Abstract

Salinity severely affects the growth/productivity of rice, which is utilized as major staple food crop worldwide. PDH45 (pea DNA helicase 45), a member of the DEAD-box helicase family, actively provides salinity stress tolerance, but the mechanism behind this is not well known. Therefore, in order to understand the mechanism of stress tolerance, sodium ion (Na+), reactive oxygen species (ROS), cytosolic calcium [Ca2+]cyt and cell viability were analyzed in roots of PDH45 transgenic-IR64 rice lines along with wild-type (WT) IR64 rice under salinity stress (100mM and 200mM NaCl). In addition, the roots of salinity-tolerant (FL478) and susceptible (Pusa-44) rice varieties were also analyzed under salinity stress for comparative analysis. The results reveal that, under salinity stress (100mM and 200mM NaCl), roots of PDH45 transgenic lines accumulate lower levels of Na+, ROS and maintain [Ca2+]cyt and exhibit higher cell viability as compared with roots of WT (IR64) plants.
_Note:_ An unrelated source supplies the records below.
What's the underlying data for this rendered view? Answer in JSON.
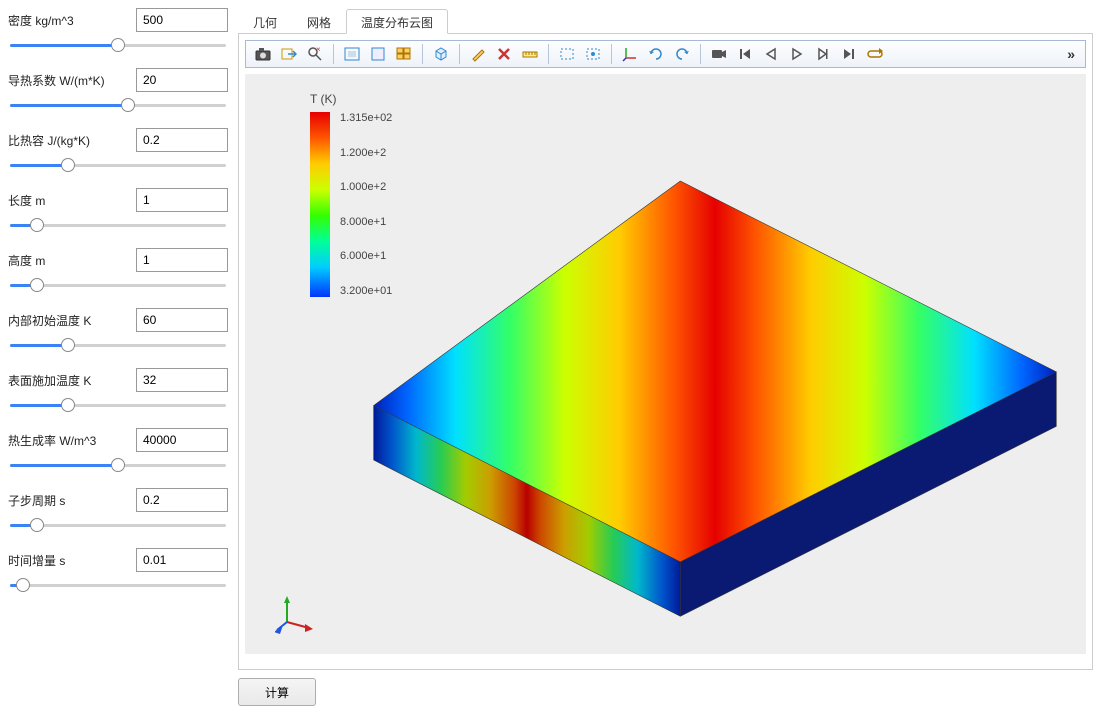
{
  "params": [
    {
      "label": "密度 kg/m^3",
      "value": "500",
      "pct": 50
    },
    {
      "label": "导热系数 W/(m*K)",
      "value": "20",
      "pct": 55
    },
    {
      "label": "比热容 J/(kg*K)",
      "value": "0.2",
      "pct": 25
    },
    {
      "label": "长度 m",
      "value": "1",
      "pct": 10
    },
    {
      "label": "高度 m",
      "value": "1",
      "pct": 10
    },
    {
      "label": "内部初始温度 K",
      "value": "60",
      "pct": 25
    },
    {
      "label": "表面施加温度 K",
      "value": "32",
      "pct": 25
    },
    {
      "label": "热生成率 W/m^3",
      "value": "40000",
      "pct": 50
    },
    {
      "label": "子步周期 s",
      "value": "0.2",
      "pct": 10
    },
    {
      "label": "时间增量 s",
      "value": "0.01",
      "pct": 3
    }
  ],
  "tabs": [
    "几何",
    "网格",
    "温度分布云图"
  ],
  "active_tab": 2,
  "legend_title": "T (K)",
  "legend_ticks": [
    "1.315e+02",
    "1.200e+2",
    "1.000e+2",
    "8.000e+1",
    "6.000e+1",
    "3.200e+01"
  ],
  "calc_label": "计算",
  "toolbar_icons": [
    "camera-icon",
    "export-icon",
    "zoom-reset-icon",
    "sep",
    "fit-view-icon",
    "box-icon",
    "multi-view-icon",
    "sep",
    "volume-icon",
    "sep",
    "brush-icon",
    "delete-x-icon",
    "ruler-icon",
    "sep",
    "select-region-icon",
    "select-all-icon",
    "sep",
    "axes-icon",
    "rotate-cw-icon",
    "rotate-ccw-icon",
    "sep",
    "record-icon",
    "skip-start-icon",
    "step-back-icon",
    "play-icon",
    "step-forward-icon",
    "skip-end-icon",
    "loop-icon"
  ],
  "more_label": "»",
  "chart_data": {
    "type": "heatmap",
    "title": "T (K)",
    "colormap": "rainbow",
    "range": [
      32.0,
      131.5
    ],
    "ticks": [
      131.5,
      120,
      100,
      80,
      60,
      32
    ],
    "geometry": "rectangular slab, isometric view",
    "distribution": "high temperature (red) along central diagonal band, decreasing to low temperature (blue) at left/right edges"
  }
}
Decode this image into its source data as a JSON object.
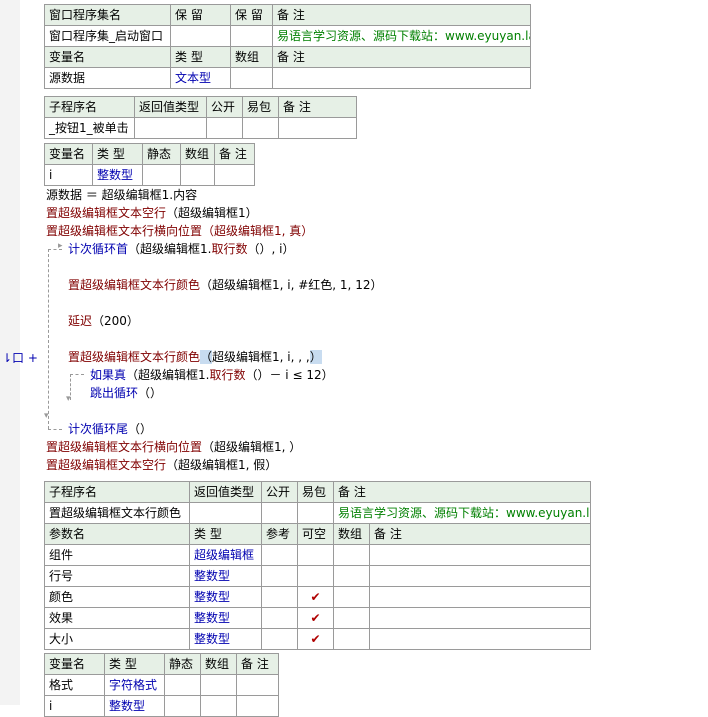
{
  "program_set": {
    "headers": [
      "窗口程序集名",
      "保 留",
      "保 留",
      "备 注"
    ],
    "name": "窗口程序集_启动窗口",
    "note": "易语言学习资源、源码下载站：www.eyuyan.la",
    "var_headers": [
      "变量名",
      "类 型",
      "数组",
      "备 注"
    ],
    "var": {
      "name": "源数据",
      "type": "文本型"
    }
  },
  "sub1": {
    "headers": [
      "子程序名",
      "返回值类型",
      "公开",
      "易包",
      "备 注"
    ],
    "name": "_按钮1_被单击",
    "var_headers": [
      "变量名",
      "类 型",
      "静态",
      "数组",
      "备 注"
    ],
    "var": {
      "name": "i",
      "type": "整数型"
    }
  },
  "code": {
    "l1": "源数据 ＝ 超级编辑框1.内容",
    "l2_fn": "置超级编辑框文本空行",
    "l2_args": "（超级编辑框1）",
    "l3_fn": "置超级编辑框文本行横向位置",
    "l3_args": "（超级编辑框1, 真）",
    "l4_kw": "计次循环首",
    "l4_a": "（超级编辑框1.",
    "l4_b": "取行数",
    "l4_c": "（）, i）",
    "l5_fn": "置超级编辑框文本行颜色",
    "l5_args": "（超级编辑框1, i, #红色, 1, 12）",
    "l6_fn": "延迟",
    "l6_args": "（200）",
    "l7_fn": "置超级编辑框文本行颜色",
    "l7_open": "（",
    "l7_args": "超级编辑框1, i, , ,",
    "l7_close": "）",
    "l8_kw": "如果真",
    "l8_a": "（超级编辑框1.",
    "l8_b": "取行数",
    "l8_c": "（）－ i ≤ 12）",
    "l9_kw": "跳出循环",
    "l9_args": "（）",
    "l10_kw": "计次循环尾",
    "l10_args": "（）",
    "l11_fn": "置超级编辑框文本行横向位置",
    "l11_args": "（超级编辑框1, ）",
    "l12_fn": "置超级编辑框文本空行",
    "l12_args": "（超级编辑框1, 假）"
  },
  "sub2": {
    "headers": [
      "子程序名",
      "返回值类型",
      "公开",
      "易包",
      "备 注"
    ],
    "name": "置超级编辑框文本行颜色",
    "note": "易语言学习资源、源码下载站：www.eyuyan.la",
    "param_headers": [
      "参数名",
      "类 型",
      "参考",
      "可空",
      "数组",
      "备 注"
    ],
    "params": [
      {
        "name": "组件",
        "type": "超级编辑框",
        "nullable": ""
      },
      {
        "name": "行号",
        "type": "整数型",
        "nullable": ""
      },
      {
        "name": "颜色",
        "type": "整数型",
        "nullable": "✔"
      },
      {
        "name": "效果",
        "type": "整数型",
        "nullable": "✔"
      },
      {
        "name": "大小",
        "type": "整数型",
        "nullable": "✔"
      }
    ],
    "var_headers": [
      "变量名",
      "类 型",
      "静态",
      "数组",
      "备 注"
    ],
    "vars": [
      {
        "name": "格式",
        "type": "字符格式"
      },
      {
        "name": "i",
        "type": "整数型"
      }
    ]
  },
  "gutter_marker": "⇂口 +"
}
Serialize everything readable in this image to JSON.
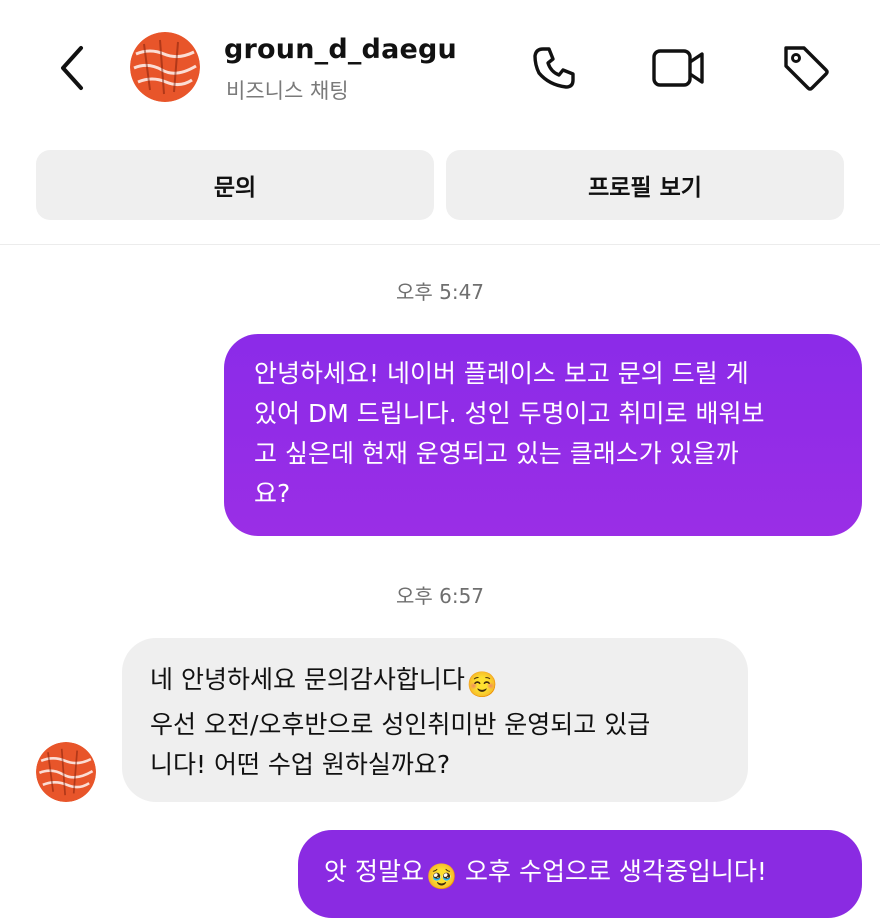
{
  "header": {
    "account_name": "groun_d_daegu",
    "subtitle": "비즈니스 채팅",
    "icons": [
      "back-icon",
      "phone-icon",
      "video-icon",
      "tag-icon"
    ]
  },
  "actions": {
    "inquiry_label": "문의",
    "profile_label": "프로필 보기"
  },
  "messages": {
    "ts1": "오후 5:47",
    "ts2": "오후 6:57",
    "out1": {
      "lines": [
        "안녕하세요! 네이버 플레이스 보고 문의 드릴 게",
        "있어 DM 드립니다. 성인 두명이고 취미로 배워보",
        "고 싶은데 현재 운영되고 있는 클래스가 있을까",
        "요?"
      ]
    },
    "in1": {
      "line1": "네 안녕하세요 문의감사합니다",
      "line1_emoji": "☺️",
      "line2": "우선 오전/오후반으로 성인취미반 운영되고 있급",
      "line3": "니다! 어떤 수업 원하실까요?"
    },
    "out2": {
      "before": "앗 정말요",
      "emoji": "🥹",
      "after": " 오후 수업으로 생각중입니다!"
    }
  },
  "colors": {
    "outgoing_bubble": "#8b2be8",
    "incoming_bubble": "#efefef",
    "pill_bg": "#efefef",
    "avatar_orange": "#e8552a"
  }
}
Similar results were also obtained in the salinity-tolerant FL478 rice. However, the roots of WT and salinity-susceptible Pusa-44 rice accumulated higher levels of Na+, ROS and [Ca2+]cyt imbalance and lower cell viability during salinity stress, which is in contrast to the overexpressing PDH45 transgenic lines and salinity-tolerant FL478 rice. Further, to understand the mechanism of PDH45 at molecular level, comparative expression profiling of 12 cation transporters/genes was also conducted in roots of WT (IR64) and overexpressing PDH45 transgenic lines (L1 and L2) under salt stress (24h of 200mM NaCl). The expression analysis results show altered and differential gene expression of cation transporters/genes in salt-stressed roots of WT (IR64) and overexpressing transgenic lines (L1 and L2). These observations collectively suggest that, under salinity stress conditions, PDH45 is involved in the regulation of Na+ level, ROS production, [Ca2+]cyt homeostasis, cell viability and cation transporters in roots of PDH45 transgenic-IR64 rice and consequently provide salinity tolerance. Elucidating the detailed regulatory mechanism of PDH45 will provide a better understanding of salinity stress tolerance and further open new ways to manipulate genome to achieve higher agricultural production under stress.